Simple Summary Metastasis is the primary cause of cancer-related deaths, but is poorly understood. Circulating tumor cells (CTCs) seed distant sites are a promising model system for studying metastasis. Unfortunately, CTCs are very rare and there are few methods for efficiently establishing in vitro and in vivo CTC models. We extended our recently published method for routinely establishing CTC cultures from liquid biopsies (blood draws) of breast cancer patients to diverse cancers, i.e., colon, lung, and pancreatic.
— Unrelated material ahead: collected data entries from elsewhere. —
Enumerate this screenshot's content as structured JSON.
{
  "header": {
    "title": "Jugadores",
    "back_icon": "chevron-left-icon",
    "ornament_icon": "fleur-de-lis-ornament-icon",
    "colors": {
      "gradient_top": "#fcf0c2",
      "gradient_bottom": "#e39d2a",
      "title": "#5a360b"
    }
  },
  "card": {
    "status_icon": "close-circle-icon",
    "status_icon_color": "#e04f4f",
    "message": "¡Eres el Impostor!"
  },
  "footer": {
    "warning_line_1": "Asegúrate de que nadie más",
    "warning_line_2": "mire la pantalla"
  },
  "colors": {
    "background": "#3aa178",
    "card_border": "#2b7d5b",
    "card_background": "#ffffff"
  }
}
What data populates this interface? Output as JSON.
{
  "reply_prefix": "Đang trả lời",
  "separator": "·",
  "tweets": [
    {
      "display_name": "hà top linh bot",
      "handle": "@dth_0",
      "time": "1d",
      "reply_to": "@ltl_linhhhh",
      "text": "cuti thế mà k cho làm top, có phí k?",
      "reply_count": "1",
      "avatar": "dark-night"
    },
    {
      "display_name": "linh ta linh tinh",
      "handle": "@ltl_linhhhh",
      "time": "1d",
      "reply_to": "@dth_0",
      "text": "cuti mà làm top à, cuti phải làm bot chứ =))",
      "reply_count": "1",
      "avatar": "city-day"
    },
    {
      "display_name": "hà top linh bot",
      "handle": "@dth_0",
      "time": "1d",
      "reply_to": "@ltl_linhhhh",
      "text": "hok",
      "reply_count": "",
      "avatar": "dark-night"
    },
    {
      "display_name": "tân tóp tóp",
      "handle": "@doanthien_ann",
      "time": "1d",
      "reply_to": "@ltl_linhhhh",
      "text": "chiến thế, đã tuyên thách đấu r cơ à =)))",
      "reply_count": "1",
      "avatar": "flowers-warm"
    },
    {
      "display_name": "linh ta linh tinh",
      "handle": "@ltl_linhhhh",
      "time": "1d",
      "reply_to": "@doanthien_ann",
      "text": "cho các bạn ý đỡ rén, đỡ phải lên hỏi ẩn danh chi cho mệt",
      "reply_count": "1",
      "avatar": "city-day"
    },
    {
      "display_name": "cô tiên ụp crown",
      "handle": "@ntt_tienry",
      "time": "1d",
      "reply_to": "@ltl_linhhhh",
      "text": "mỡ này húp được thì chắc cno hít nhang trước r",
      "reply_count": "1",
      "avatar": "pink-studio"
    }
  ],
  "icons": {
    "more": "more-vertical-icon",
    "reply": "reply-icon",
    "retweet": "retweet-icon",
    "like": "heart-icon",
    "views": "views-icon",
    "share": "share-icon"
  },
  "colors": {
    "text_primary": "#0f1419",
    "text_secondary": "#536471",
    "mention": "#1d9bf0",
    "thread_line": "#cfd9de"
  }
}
We also successfully established CTC-derived xenograft (CDX) models from the expanded CTCs. We used these models to identify genomic markers and pathways associated with metastases. Circulating tumor cells (CTCs), a population of cancer cells that represent the seeds of metastatic nodules, are a promising model system for studying metastasis. However, the expansion of patient-derived CTCs ex vivo is challenging and dependent on the collection of high numbers of CTCs, which are ultra-rare. Here we report the development of a combined CTC and cultured CTC-derived xenograft (CDX) platform for expanding and studying patient-derived CTCs from metastatic colon, lung, and pancreatic cancers. The propagated CTCs yielded a highly aggressive population of cells that could be used to routinely and robustly establish primary tumors and metastatic lesions in CDXs. Differential gene analysis of the resultant CTC models emphasized a role for NF-kappa B, EMT, and TGF beta signaling as pan-cancer signaling pathways involved in metastasis. Furthermore, metastatic CTCs were identified through a prospective five-gene signature (BCAR1, COL1A1, IGSF3, RRAD, and TFPI2). Whole-exome sequencing of CDX models and metastases further identified mutations in constitutive photomorphogenesis protein 1 (COP1) as a potential driver of metastasis. These findings illustrate the utility of the combined patient-derived CTC model and provide a glimpse of the promise of CTCs in identifying drivers of cancer metastasis.